We won't get there without collaboration and AI

Of course, there are also challenges. Van Kasteren mentions the amount of data the researchers will produce. ‘Making sense of that is a real challenge. Fortunately, we have good people for that. In Leiden alone, AI and data experts from three faculties are involved, in addition to experts from Groningen. From our Faculty, that's Gerard van Westen.’

‘For me, the challenge lies in getting all those people to work together,’ Van der Stelt continues. ‘That is why we have devised tandem research projects: in these, a chemist works together with a biologist. After all, we want to train researchers who are at home in both fields. Furthermore, we want to set up courses on Chemical Neuroscience within the Chemistry master's and we are going to organise workshops for PhD candidates.’

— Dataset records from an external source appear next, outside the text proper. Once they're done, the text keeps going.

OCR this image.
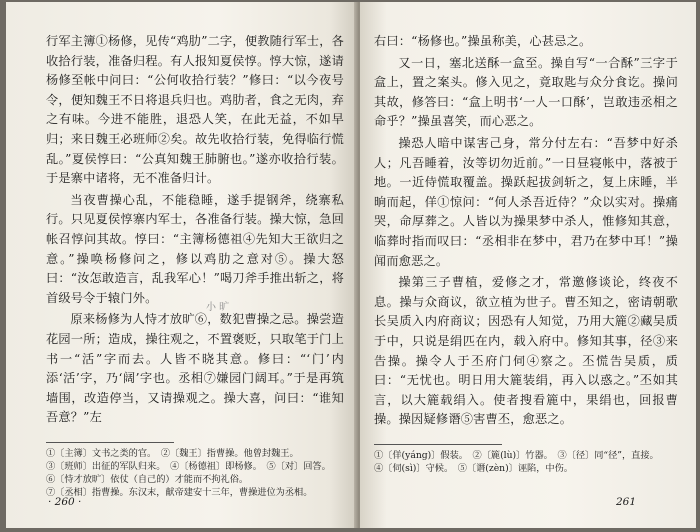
行军主簿①杨修，见传“鸡肋”二字，便教随行军士，各收拾行装，准备归程。有人报知夏侯惇。惇大惊，遂请杨修至帐中问曰：“公何收拾行装？”修曰：“以今夜号令，便知魏王不日将退兵归也。鸡肋者，食之无肉，弃之有味。今进不能胜，退恐人笑，在此无益，不如早归；来日魏王必班师②矣。故先收拾行装，免得临行慌乱。”夏侯惇曰：“公真知魏王肺腑也。”遂亦收拾行装。于是寨中诸将，无不准备归计。

当夜曹操心乱，不能稳睡，遂手提钢斧，绕寨私行。只见夏侯惇寨内军士，各准备行装。操大惊，急回帐召惇问其故。惇曰：“主簿杨德祖④先知大王欲归之意。”操唤杨修问之，修以鸡肋之意对⑤。操大怒曰：“汝怎敢造言，乱我军心！”喝刀斧手推出斩之，将首级号令于辕门外。

原来杨修为人恃才放旷⑥，数犯曹操之忌。操尝造花园一所；造成，操往观之，不置褒贬，只取笔于门上书一“活”字而去。人皆不晓其意。修曰：“‘门’内添‘活’字，乃‘阔’字也。丞相⑦嫌园门阔耳。”于是再筑墙围，改造停当，又请操观之。操大喜，问曰：“谁知吾意？”左

小 旷

①〔主簿〕文书之类的官。　②〔魏王〕指曹操。他曾封魏王。

③〔班师〕出征的军队归来。　④〔杨德祖〕即杨修。　⑤〔对〕回答。

⑥〔恃才放旷〕依仗（自己的）才能而不拘礼俗。

⑦〔丞相〕指曹操。东汉末，献帝建安十三年，曹操进位为丞相。

· 260 ·

右曰：“杨修也。”操虽称美，心甚忌之。

又一日，塞北送酥一盒至。操自写“一合酥”三字于盒上，置之案头。修入见之，竟取匙与众分食讫。操问其故，修答曰：“盒上明书‘一人一口酥’，岂敢违丞相之命乎？”操虽喜笑，而心恶之。

操恐人暗中谋害己身，常分付左右：“吾梦中好杀人；凡吾睡着，汝等切勿近前。”一日昼寝帐中，落被于地。一近侍慌取覆盖。操跃起拔剑斩之，复上床睡，半晌而起，佯①惊问：“何人杀吾近侍？”众以实对。操痛哭，命厚葬之。人皆以为操果梦中杀人，惟修知其意，临葬时指而叹曰：“丞相非在梦中，君乃在梦中耳！”操闻而愈恶之。

操第三子曹植，爱修之才，常邀修谈论，终夜不息。操与众商议，欲立植为世子。曹丕知之，密请朝歌长吴质入内府商议；因恐有人知觉，乃用大簏②藏吴质于中，只说是绢匹在内，载入府中。修知其事，径③来告操。操令人于丕府门伺④察之。丕慌告吴质，质曰：“无忧也。明日用大簏装绢，再入以惑之。”丕如其言，以大簏载绢入。使者搜看簏中，果绢也，回报曹操。操因疑修谮⑤害曹丕，愈恶之。

①〔佯(yáng)〕假装。　②〔簏(lù)〕竹器。　③〔径〕同“径”，直接。

④〔伺(sì)〕守候。　⑤〔谮(zèn)〕诬陷，中伤。

261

Helping patients as the main driving force

But in the end, the main motivation for both researchers is that they want to contribute to treatment for people with psychiatric diseases. Van der Stelt: ‘These diseases cause patients a lot of misery and cost society a lot of money every year.’

Van Kasteren concurs. ‘I think it is important that we use research money for diseases affecting young people.’ Both hope that in 10 years’ time, more will be known about the causes of these diseases. ‘It’s quite remarkable to collaborate with all these different experts to look for answers. It would be great if we soon have a better understanding of the causes and symptoms and have discovered new possibilities for drugs.’

The iCNS consortium

The Institute for Chemical Neuroscience (iCNS) is led by Inge Huitinga (NIN/UvA), Paul Lucassen (UvA), Mario van der Stelt (Leiden University), Bart Eggen (UMC Groningen), Lot de Witte (Radboudumc) and Maarten Kole (NIN/University of Utrecht).

The research leaders of the subprojects are: Jörg Hamann (Amsterdam UMC), Inge Holtman (UMC Groningen), Ahmed Mahfouz (LUMC), Sander van Kasteren (Leiden University), Aniko Korosi (UvA) and Femke de Vrij (Erasmus MC).

Also involved in the research from Leiden are Kim Bonger (LIC), Elise Dusseldorp (Psychology), Stephan Hacker (LIC), Anthe Janssen (LIC), Alexander Kros (LIC), Ahmed Mahfouz (LUMC), Monique Mulder (LUMC), Martijn Verdoes (LUMC) and Gerard van Westen (LACDR).